According to a study by the Sol Foundation, “more than half of salaried workers cannot lift a medium-sized family out of poverty” and income distribution, says a recent study by the World Bank, places Chile, along with Rwanda, as one of the eight most unequal countries in the world. Finally, let's say that ECLAC found in its latest study on the social issue in Latin America that the richest 1% in Chile appropriate 26,5% of national income, while 50% of the poorest households have access to only 2,1 .2% of the same. [two]

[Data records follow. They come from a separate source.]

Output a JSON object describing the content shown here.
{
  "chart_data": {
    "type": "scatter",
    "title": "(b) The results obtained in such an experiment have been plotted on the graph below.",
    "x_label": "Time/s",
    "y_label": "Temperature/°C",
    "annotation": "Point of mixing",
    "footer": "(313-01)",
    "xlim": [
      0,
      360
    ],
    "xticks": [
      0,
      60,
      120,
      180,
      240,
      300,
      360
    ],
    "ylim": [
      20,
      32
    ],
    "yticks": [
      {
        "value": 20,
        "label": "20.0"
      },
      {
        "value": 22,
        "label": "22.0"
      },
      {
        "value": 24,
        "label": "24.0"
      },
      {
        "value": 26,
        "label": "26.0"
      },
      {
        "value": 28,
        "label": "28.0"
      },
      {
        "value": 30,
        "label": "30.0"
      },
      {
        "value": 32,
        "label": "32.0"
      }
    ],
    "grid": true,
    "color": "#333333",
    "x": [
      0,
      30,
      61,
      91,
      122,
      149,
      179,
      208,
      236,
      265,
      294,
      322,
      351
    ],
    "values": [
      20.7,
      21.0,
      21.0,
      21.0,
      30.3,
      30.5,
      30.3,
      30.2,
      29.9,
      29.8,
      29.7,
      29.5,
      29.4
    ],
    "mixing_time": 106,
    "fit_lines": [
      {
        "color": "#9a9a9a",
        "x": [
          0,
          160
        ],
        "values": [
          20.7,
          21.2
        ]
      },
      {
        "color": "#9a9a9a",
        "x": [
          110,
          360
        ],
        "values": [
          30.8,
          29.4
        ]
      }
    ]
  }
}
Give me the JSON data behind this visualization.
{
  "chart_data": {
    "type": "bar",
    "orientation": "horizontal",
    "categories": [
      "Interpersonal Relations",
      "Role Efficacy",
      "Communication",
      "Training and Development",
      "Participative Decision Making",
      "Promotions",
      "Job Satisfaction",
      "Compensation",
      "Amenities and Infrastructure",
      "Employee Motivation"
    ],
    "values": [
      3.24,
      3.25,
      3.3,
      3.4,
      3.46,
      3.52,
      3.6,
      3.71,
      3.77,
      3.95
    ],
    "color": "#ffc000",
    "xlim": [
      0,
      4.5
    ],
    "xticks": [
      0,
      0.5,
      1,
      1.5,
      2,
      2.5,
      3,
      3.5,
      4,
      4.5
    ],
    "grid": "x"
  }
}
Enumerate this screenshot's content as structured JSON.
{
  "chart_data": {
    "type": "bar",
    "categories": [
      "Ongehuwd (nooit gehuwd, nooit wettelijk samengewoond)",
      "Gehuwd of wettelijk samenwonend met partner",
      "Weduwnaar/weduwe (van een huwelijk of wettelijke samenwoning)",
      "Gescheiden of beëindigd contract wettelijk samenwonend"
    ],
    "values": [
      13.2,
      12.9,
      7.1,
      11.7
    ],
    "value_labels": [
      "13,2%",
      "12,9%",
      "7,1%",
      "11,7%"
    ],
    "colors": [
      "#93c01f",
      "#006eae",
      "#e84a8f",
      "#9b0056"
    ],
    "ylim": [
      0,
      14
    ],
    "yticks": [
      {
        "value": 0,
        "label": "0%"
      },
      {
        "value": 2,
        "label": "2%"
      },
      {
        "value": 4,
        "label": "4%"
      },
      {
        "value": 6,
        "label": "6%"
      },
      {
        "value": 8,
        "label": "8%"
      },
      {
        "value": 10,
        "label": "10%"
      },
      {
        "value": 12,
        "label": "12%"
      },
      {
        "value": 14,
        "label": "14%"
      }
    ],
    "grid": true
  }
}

Is this the model to imitate?

In short: in Chile, an explosive combination of free market without anesthesia and a completely delegitimized democracy, which only retains its name, is synthesized. It degenerated into a plutocracy that, until a few days ago – but no longer – prospered in the face of the resignation, demoralization and apathy of citizens, skillfully deceived by the media oligarchy associated with the ruling class. A warning sign of social discontent was that more than half of the voting-age population (53,3%) did not even bother looking for ballot boxes in the first round of the 2017 presidential election.

Although in the election abstention was reduced to 51%, Sebastián Piñera was elected with only 26,4% of registered voters. In short, only one in four citizens felt represented by him. Today that figure must be much lower and in a climate where, wherever it occurs, neoliberalism is besieged by social protests.

The mood of the time changed, and not just in Latin America. Their false promises are no longer credible and the people rebel: some, as in Argentina, dislodging their government spokespersons through the electoral mechanism, and others seeking with their huge mobilizations – Chile, Ecuador, Haiti, Honduras – put an end to an incurably unfair, inhuman and predatory project. It is true: there is an “end of cycle” in the region. Not that of progressivism, as some postulated, but that of neoliberalism, which can only be sustained, and not for long, by the force of brutal repressions.

*Atilio Borón is professor of political science at the University of Buenos Aires.

Translation: Fernando Lima das Neves


[1] Cf. “Return to barbarism”, El País, August 31, 2019.

[2] The Sol Foundation data is collected in the note by Nicolás Sepúlveda for the digital journal The counter ( The original source is at Data on inequality can be found in a World Bank report: “Taking on inequality” (Washington: 2016).